Attributes for history and audit trail in Code Entities

Section titled “Attributes for history and audit trail in Code Entities”

Code Entities contain lists of valid values.

Name Comment Data Type Mandatory
Effective Date Date information takes effect Date Yes
End Date Date info ceases to be in effect Date
Last Update Timestamp Date and time info was created or last updated Timestamp Yes
Last Update Operator ID ID of user, application, other that created or updated info Varchar20 Yes
  • Last Update Operator ID and Timestamp are only used for code tables
  • The End Date is a logical delete of a code table entry

The attributes above allow recording two types of updates:

  1. Correction - information was the entered in error
    • Existing row will have Replaced Timestamp set to the day the correction transaction occurred, indicating the row is no longer current and has been replaced
    • Add a new row with the current (correct) information. The End Date and Replaced Timestamp are null.
  2. True change - information that was correct for a time and is now changed
    • Existing row will have Replaced Timestamp set to the day the change transaction occurred
    • Add a new row with identical information plus the End Date. Note this step is in addition to the correction update described above.
    • Add a new row with the current information. The End Date and Replaced Timestamp are null.

These methods allow:

  • Track information changes
  • See historical information on the date information was created or changed
  • See records at a certain point of time
  • Audit trail of who made changes to what records and why
  • Users can investigate transactions

More attributes can be used for other business needs.

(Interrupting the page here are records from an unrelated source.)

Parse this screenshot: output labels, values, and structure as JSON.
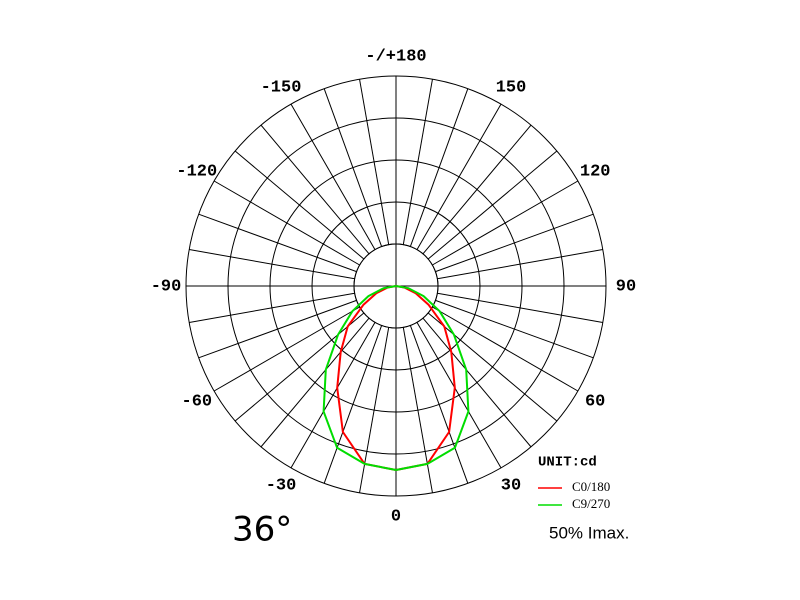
{
  "chart_data": {
    "type": "polar",
    "theta": [
      -90,
      -80,
      -70,
      -60,
      -50,
      -40,
      -30,
      -20,
      -10,
      0,
      10,
      20,
      30,
      40,
      50,
      60,
      70,
      80,
      90
    ],
    "series": [
      {
        "name": "C0/180",
        "color": "#ff0000",
        "values": [
          0,
          0.2,
          0.5,
          0.9,
          1.5,
          2.05,
          2.8,
          3.7,
          4.3,
          4.38,
          4.3,
          3.7,
          2.8,
          2.05,
          1.5,
          0.9,
          0.5,
          0.2,
          0
        ]
      },
      {
        "name": "C9/270",
        "color": "#00dd00",
        "values": [
          0,
          0.3,
          0.7,
          1.2,
          1.8,
          2.6,
          3.45,
          4.1,
          4.3,
          4.38,
          4.3,
          4.1,
          3.45,
          2.6,
          1.8,
          1.2,
          0.7,
          0.3,
          0
        ]
      }
    ],
    "rlim": [
      0,
      5
    ],
    "rticks": [
      1,
      2,
      3,
      4,
      5
    ],
    "thetaticks": [
      0,
      30,
      60,
      90,
      120,
      150,
      {
        "value": 180,
        "label": "-/+180"
      },
      -150,
      -120,
      -90,
      -60,
      -30
    ],
    "thetagrid": [
      0,
      10,
      20,
      30,
      40,
      50,
      60,
      70,
      80,
      90,
      100,
      110,
      120,
      130,
      140,
      150,
      160,
      170,
      180,
      -170,
      -160,
      -150,
      -140,
      -130,
      -120,
      -110,
      -100,
      -90,
      -80,
      -70,
      -60,
      -50,
      -40,
      -30,
      -20,
      -10
    ],
    "unit_label": "UNIT:cd",
    "beam_angle_label": "36°",
    "scale_note": "50% Imax."
  }
}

Data Entities Example with Timestamps, Changes, No Gaps

Section titled “Data Entities Example with Timestamps, Changes, No Gaps”
SN CTS Profession Eff-date End-date RTS
123 1990-01-01 Designer 1990-01-01 null 1990-11-03
123 1990-11-03 Designer 1990-01-01 1990-09-30 null
123 1990-11-03 Architect 1990-10-01 null null

A person was a Designer in early 1990, then got a new job as an Architect in late 1990. The RTS and CTS tells us the change to the rows occurred in 1990-11-03.

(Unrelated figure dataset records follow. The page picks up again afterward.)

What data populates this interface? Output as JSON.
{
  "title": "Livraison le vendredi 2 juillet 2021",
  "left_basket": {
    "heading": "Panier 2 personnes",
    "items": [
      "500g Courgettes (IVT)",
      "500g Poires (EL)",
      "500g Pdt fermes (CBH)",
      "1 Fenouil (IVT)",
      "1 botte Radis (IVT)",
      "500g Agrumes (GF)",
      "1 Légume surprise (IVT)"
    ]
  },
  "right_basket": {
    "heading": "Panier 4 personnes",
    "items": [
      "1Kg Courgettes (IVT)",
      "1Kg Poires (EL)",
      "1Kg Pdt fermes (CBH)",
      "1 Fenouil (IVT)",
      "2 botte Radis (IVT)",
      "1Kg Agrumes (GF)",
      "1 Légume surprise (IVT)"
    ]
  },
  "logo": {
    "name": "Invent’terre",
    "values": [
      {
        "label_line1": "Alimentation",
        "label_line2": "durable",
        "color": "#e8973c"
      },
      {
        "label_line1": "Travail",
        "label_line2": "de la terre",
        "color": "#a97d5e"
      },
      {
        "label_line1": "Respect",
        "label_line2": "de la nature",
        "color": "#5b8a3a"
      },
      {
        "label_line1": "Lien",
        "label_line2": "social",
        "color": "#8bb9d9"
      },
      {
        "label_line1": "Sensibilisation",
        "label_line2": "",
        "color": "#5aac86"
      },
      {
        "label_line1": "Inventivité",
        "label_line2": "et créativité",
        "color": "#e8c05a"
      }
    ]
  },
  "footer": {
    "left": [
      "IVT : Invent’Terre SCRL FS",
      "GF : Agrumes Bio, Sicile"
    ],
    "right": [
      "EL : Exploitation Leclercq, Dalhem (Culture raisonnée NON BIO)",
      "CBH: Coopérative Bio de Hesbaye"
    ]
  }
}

SN is a the primary key or business key used for identify a subject of transactions. For the example, it is a person changing jobs.

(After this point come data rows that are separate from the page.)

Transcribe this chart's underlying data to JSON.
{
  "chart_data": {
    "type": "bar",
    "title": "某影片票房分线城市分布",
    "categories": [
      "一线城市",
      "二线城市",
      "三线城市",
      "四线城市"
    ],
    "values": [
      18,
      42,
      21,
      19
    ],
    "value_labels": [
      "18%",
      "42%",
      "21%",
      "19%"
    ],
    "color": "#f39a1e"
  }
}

The effective date can be back dated for future dated at time of creation.

In the example, the person stopped being a designer in Sept, while the change to the database was made later in November. The people managing the database were informed of the change after the person had stopped their previous job.

The reason the first row has an RTS is because the row had a End Date of null, which needs to be corrected. The next row has the correct End date of the person’s job and is the correct information.

For the person, there could be gaps in their profession history. In the example, there is no gap since the person stopped being a designer on Sept 30 and on Oct 1 became an architect. There could have been a gap if the person started their next profession later.

Overlap - When two rows are both active for the same business key

Contiguous - When there are no overlaps or gap between two rows of data for the same business key. In other words, there is always one active row for the business key.

Country-CD Description Eff-Date End-Date LU-OpID LU-TS
GE East Germany 1900-01-01 1991-05-28 Peter 1991-05-28
GE West Germany 1900-01-01 1991-05-28 Peter 1991-05-28
GM Germany 1991-05-29 null Peter 1991-05-28

The example shows a country code table when East and West Germany merged into Germany.

In Code Tables, because there is no RTS, we only know the last update date and operator ID and not who originaly updated the row the first time.

PITA attributes must be included in the logical data model (LDM) for all entities during database design. The attributes will support audit and history requirements.